Handlungs- und Zukunftsperspektiven

Vor diesem Hintergrund stellt sich die Frage, wie Politik, Wissenschaft und Zivilgesellschaft mit der AfD umgehen sollten. Simone Rafael kommt zu dem Schluss, dass eine inhaltliche Auseinandersetzung mit der AfD unumgänglich ist. „Es ist wichtig, dass sich die Gesellschaft mit den rechtspopulistischen, homophoben und islamfeindlichen Aussagen der AfD argumentativ auseinandersetzt.“ Ein ähnliches Fazit zieht auch Bianca Klose. Ihr zufolge zwingt die Tatsache, dass nationalistische, rassistische, antifeministische und homosexuellenfeindliche Ideologeme auch weit über das Milieu der AfD hinaus verbreitet sind, die Zivilgesellschaft dazu, sich über ihr eigenes Verständnis von Menschenrechten und einer demokratischen, solidarischen Kultur klar zu werden. Argumentationen müssen ihrer Meinung nach diesbezüglich geschärft werden.

Was die Erfolgschancen der AfD für die nächsten Bundestagswahlen angeht, steht für Volker Beck fest, dass neue Parteien sehr schnell kommen und gehen können. „Mit Blick auf die Bundestagswahl wäre ich gelassen.“

In wie fern sich die Einschätzungen und Bewertungen der Expert/innen bewahrheiten werden, wird sicherlich durch den Ausgang des bevorstehenden Bundesparteitag beeinflusst werden.
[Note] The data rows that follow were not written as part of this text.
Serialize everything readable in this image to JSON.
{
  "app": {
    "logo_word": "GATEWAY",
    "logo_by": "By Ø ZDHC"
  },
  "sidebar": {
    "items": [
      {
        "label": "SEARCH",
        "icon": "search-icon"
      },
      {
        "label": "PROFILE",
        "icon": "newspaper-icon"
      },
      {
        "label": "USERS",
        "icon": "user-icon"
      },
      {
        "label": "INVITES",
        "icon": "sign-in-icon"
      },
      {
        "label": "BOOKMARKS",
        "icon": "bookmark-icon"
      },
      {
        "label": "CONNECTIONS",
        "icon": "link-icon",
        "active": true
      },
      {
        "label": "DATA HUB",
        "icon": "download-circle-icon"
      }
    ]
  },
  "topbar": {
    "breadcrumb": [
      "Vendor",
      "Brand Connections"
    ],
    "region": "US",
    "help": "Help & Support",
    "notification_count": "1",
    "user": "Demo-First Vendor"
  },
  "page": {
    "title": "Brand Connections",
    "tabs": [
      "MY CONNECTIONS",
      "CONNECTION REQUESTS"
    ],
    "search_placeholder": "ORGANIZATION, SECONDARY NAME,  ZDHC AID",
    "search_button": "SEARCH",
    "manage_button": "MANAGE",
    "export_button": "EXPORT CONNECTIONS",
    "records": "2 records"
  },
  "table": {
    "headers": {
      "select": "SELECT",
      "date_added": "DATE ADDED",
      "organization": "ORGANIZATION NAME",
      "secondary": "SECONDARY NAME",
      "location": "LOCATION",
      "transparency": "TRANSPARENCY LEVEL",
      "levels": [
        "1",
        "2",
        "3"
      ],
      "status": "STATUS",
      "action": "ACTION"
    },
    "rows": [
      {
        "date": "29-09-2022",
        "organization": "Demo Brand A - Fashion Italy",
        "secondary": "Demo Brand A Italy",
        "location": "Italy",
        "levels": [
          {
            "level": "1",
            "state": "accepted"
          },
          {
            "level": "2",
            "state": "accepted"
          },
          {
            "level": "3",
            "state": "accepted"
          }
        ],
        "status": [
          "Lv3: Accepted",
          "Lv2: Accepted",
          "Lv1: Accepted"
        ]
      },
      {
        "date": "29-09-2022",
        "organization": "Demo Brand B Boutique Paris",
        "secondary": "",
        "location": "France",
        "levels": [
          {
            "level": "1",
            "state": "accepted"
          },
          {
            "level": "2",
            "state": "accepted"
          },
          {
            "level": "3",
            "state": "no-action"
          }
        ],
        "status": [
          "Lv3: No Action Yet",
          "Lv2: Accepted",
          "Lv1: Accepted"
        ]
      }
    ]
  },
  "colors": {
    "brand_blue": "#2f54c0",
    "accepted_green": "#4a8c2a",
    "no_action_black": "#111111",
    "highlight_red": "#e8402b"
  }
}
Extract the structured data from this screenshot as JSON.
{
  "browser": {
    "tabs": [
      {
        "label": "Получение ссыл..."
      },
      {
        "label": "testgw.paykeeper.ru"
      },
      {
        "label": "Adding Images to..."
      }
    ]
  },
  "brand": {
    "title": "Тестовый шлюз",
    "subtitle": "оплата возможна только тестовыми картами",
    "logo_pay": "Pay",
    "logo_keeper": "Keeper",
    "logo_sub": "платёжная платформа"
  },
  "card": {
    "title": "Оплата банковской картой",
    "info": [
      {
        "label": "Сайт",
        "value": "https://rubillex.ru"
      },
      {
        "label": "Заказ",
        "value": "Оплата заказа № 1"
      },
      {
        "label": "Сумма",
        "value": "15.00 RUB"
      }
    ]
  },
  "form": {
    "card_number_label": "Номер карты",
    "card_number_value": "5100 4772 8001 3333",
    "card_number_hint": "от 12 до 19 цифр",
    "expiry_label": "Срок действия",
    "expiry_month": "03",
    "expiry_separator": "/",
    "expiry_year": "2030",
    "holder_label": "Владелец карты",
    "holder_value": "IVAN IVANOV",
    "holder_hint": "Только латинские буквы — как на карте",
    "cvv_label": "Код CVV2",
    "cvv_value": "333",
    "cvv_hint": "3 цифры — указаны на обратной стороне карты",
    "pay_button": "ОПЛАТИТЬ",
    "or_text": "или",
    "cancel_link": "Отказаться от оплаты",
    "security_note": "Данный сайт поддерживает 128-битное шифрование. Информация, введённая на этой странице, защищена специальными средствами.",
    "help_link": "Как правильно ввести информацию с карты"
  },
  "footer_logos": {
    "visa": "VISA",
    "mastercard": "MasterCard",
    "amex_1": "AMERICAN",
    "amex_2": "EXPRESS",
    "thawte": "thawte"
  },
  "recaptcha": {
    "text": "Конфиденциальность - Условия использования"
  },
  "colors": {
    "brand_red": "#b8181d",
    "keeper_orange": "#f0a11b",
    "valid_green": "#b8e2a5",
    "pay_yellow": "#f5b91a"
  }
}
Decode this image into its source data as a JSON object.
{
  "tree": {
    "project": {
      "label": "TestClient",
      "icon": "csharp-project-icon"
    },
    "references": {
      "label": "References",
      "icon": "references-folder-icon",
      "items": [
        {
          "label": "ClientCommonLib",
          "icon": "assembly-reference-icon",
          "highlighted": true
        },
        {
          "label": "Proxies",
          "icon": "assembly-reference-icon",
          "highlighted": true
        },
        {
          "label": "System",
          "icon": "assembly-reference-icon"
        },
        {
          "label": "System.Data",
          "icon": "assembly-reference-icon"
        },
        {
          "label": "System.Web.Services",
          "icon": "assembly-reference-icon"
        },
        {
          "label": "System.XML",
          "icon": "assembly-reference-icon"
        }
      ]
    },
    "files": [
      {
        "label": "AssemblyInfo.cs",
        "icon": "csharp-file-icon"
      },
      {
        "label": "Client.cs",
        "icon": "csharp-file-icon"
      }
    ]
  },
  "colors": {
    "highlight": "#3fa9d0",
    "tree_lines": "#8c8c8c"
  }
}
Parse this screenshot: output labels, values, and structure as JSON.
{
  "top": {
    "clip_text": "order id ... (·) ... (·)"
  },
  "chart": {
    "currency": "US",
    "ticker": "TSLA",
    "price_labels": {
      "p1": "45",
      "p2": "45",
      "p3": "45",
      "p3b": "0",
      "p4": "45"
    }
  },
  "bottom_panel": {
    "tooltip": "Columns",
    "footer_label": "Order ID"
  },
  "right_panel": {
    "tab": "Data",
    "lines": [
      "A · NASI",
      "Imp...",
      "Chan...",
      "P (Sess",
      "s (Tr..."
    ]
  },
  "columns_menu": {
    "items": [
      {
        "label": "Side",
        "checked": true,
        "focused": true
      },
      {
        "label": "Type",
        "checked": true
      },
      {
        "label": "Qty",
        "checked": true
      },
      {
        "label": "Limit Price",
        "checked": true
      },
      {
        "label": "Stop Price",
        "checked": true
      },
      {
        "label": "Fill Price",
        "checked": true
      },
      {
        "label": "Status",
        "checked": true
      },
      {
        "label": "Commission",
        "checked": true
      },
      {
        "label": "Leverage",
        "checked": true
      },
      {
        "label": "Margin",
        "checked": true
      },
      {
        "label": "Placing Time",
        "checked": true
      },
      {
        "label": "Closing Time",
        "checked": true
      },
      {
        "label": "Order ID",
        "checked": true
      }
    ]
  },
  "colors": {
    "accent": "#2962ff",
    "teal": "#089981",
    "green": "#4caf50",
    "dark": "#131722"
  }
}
Gleichzeitig steht jedoch fest, dass die AfD, wie von Alexander Häusler beschrieben, mit ihren ausgrenzenden Thesen gegenüber Zuwanderern und Flüchtlingen sowie gegenüber Feministinnen und sexuellen Minderheiten eine Politik der Ausgrenzung bedient. Diese Politik der Ausgrenzung wird auch mit einem möglichen Ende der Alternative für Deutschland weiterhin existieren und auch in Zukunft eine politische, wissenschaftliche und zivilgesellschaftliche Auseinandersetzung erforderlich machen.